Just a guess, but it seems logically consistent
 
Nov 18, 2011 at 2:50 AM Post #4 of 14
Interesting. bit comparator says no differences found despite a 6kbps quality difference. I know this amount may be insignificant, but I find it absolutely strange that this translate to no difference at all. What does this say, then, about FLAC bitrate in general?
 
Quote:
If you use foobar, try using the bit comparator to see if there are truly any differences.



 
 
Nov 18, 2011 at 5:18 PM Post #7 of 14
As El_Doug suggested it might be related to CPU load.
All I know is that the compression level in FLAC means the amount of effort FLAC might spend to find the best possible compression.
If this is a limit in time, then it is possible that the efficiency of the compression is system load dependent.
 
An interesting experiment would be:
  1. Convert a WAV to FLAC on a nearly inactive system
  2. Convert the same WAV on a heavy loaded system, play a video, do a backup, some gaming, etc so lots of CPU and I/O
Wonder if this will make a difference.
 
Nov 19, 2011 at 12:07 AM Post #8 of 14
Quote:
As El_Doug suggested it might be related to CPU load.
All I know is that the compression level in FLAC means the amount of effort FLAC might spend to find the best possible compression.
If this is a limit in time, then it is possible that the efficiency of the compression is system load dependent.
 
An interesting experiment would be:
  1. Convert a WAV to FLAC on a nearly inactive system
  2. Convert the same WAV on a heavy loaded system, play a video, do a backup, some gaming, etc so lots of CPU and I/O
Wonder if this will make a difference.


That's absurd.  It will just take longer to encode if the CPU is busy doing something else.  FLAC encoding is deterministic.  The bitrate won't change if the encoding settings are the same and the input was identical.
 
The OP should use the accuraterip feature of EAC + a test & copy to ensure the rips are correct
 
Nov 19, 2011 at 12:50 AM Post #9 of 14
I ripped Journey's "Don't Stop Believin'" to ALAC , once with iTunes and once with DBpoweramp.

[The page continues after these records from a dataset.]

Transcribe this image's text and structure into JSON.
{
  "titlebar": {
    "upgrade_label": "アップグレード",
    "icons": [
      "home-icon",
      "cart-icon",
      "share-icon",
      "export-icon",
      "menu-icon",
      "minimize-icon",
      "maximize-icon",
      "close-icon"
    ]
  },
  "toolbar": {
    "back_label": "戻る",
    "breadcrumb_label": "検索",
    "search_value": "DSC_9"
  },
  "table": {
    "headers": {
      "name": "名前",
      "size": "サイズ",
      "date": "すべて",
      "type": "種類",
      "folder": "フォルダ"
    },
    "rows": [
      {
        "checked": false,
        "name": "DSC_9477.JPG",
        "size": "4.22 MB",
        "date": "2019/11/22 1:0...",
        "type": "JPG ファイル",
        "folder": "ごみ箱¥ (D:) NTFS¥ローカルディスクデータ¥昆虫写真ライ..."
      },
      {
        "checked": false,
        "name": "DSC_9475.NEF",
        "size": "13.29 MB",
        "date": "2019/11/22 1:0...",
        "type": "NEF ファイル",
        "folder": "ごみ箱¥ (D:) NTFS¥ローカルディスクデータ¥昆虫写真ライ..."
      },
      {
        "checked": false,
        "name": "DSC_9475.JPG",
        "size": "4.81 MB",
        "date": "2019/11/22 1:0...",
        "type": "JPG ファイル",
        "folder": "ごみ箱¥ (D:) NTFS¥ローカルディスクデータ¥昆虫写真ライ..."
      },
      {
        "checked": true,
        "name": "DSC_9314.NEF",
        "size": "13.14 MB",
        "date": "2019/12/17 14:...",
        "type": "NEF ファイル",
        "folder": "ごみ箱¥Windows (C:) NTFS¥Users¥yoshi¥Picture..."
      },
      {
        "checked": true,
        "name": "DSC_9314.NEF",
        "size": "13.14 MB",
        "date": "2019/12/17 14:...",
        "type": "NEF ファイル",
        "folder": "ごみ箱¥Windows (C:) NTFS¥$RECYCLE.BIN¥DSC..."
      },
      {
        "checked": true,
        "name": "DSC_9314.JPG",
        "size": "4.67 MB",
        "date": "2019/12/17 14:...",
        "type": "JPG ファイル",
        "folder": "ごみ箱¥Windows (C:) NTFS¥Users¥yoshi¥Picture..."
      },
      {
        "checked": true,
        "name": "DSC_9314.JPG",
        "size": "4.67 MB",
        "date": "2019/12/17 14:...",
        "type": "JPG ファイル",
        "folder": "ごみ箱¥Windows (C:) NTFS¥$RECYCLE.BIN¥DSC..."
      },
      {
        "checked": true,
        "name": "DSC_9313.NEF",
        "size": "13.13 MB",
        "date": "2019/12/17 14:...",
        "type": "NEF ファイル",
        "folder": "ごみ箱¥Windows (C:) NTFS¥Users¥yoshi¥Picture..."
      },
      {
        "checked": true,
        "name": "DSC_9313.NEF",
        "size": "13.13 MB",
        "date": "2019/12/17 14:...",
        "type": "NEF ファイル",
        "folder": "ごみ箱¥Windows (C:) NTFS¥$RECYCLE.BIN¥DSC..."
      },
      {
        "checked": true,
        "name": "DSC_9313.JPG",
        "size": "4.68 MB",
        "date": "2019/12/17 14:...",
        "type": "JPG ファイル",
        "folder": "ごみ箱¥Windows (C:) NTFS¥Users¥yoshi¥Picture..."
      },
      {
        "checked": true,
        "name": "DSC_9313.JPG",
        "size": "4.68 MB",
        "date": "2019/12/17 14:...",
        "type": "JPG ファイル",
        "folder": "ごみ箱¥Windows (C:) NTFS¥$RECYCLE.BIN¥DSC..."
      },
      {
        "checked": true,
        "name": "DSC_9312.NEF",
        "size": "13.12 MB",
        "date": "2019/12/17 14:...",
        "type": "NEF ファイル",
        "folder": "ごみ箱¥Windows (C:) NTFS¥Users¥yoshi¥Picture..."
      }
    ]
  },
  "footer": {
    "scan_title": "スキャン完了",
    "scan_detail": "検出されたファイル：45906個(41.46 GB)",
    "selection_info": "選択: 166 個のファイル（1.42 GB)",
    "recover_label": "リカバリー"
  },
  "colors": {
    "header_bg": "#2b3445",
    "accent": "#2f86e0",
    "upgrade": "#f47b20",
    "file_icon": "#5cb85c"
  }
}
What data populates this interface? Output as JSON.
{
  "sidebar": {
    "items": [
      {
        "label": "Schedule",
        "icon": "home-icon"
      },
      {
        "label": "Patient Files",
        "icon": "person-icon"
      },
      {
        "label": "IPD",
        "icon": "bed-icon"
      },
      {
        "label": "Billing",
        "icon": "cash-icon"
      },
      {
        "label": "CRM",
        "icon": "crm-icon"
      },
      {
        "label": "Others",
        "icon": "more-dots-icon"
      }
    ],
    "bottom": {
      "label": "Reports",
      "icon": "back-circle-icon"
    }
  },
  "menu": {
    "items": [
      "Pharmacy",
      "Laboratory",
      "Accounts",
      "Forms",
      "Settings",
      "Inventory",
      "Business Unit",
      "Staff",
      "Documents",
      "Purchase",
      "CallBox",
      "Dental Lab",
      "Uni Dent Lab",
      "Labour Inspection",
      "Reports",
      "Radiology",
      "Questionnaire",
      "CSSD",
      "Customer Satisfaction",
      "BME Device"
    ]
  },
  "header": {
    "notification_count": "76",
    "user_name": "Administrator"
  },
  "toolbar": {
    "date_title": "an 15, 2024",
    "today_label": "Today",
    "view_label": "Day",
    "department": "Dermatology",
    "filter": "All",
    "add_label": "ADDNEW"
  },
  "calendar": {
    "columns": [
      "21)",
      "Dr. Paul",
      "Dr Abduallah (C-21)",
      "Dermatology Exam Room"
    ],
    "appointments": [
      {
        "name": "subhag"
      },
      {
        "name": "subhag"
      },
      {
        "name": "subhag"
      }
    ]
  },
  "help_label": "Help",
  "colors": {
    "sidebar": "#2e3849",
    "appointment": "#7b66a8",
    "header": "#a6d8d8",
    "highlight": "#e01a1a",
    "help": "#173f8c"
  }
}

The rip encoded with iTunes is 900kbps. The rip encoded with DBpoweramp converter is 901kbps. Each of these rips sounds identical played with iTunes media player, or played on foobar. I don't know what the addition or absence of one kbps means.
 
Nov 19, 2011 at 1:12 AM Post #10 of 14
Quote:
That's absurd.  It will just take longer to encode if the CPU is busy doing something else.  FLAC encoding is deterministic.  The bitrate won't change if the encoding settings are the same and the input was identical.


I agree.
 
My guess is that the encoder was having a bad day, which led to a less than optimal compression ratio.
tongue.gif
And as from the bit comparison, this difference in compression had absolutely no effect on the sound quality.
 
Perhaps one was encoded in level 7 compared to level 8, or something like that.
 
Nov 19, 2011 at 4:03 AM Post #11 of 14

In my case, both were level 8 FLAC. But I will try the test again.
Quote:
I agree.
 
My guess is that the encoder was having a bad day, which led to a less than optimal compression ratio.
tongue.gif
And as from the bit comparison, this difference in compression had absolutely no effect on the sound quality.
 
Perhaps one was encoded in level 7 compared to level 8, or something like that.



 
 
Nov 19, 2011 at 5:12 AM Post #12 of 14
Maybe it's about the silent groove, that's to say, spacing between selections.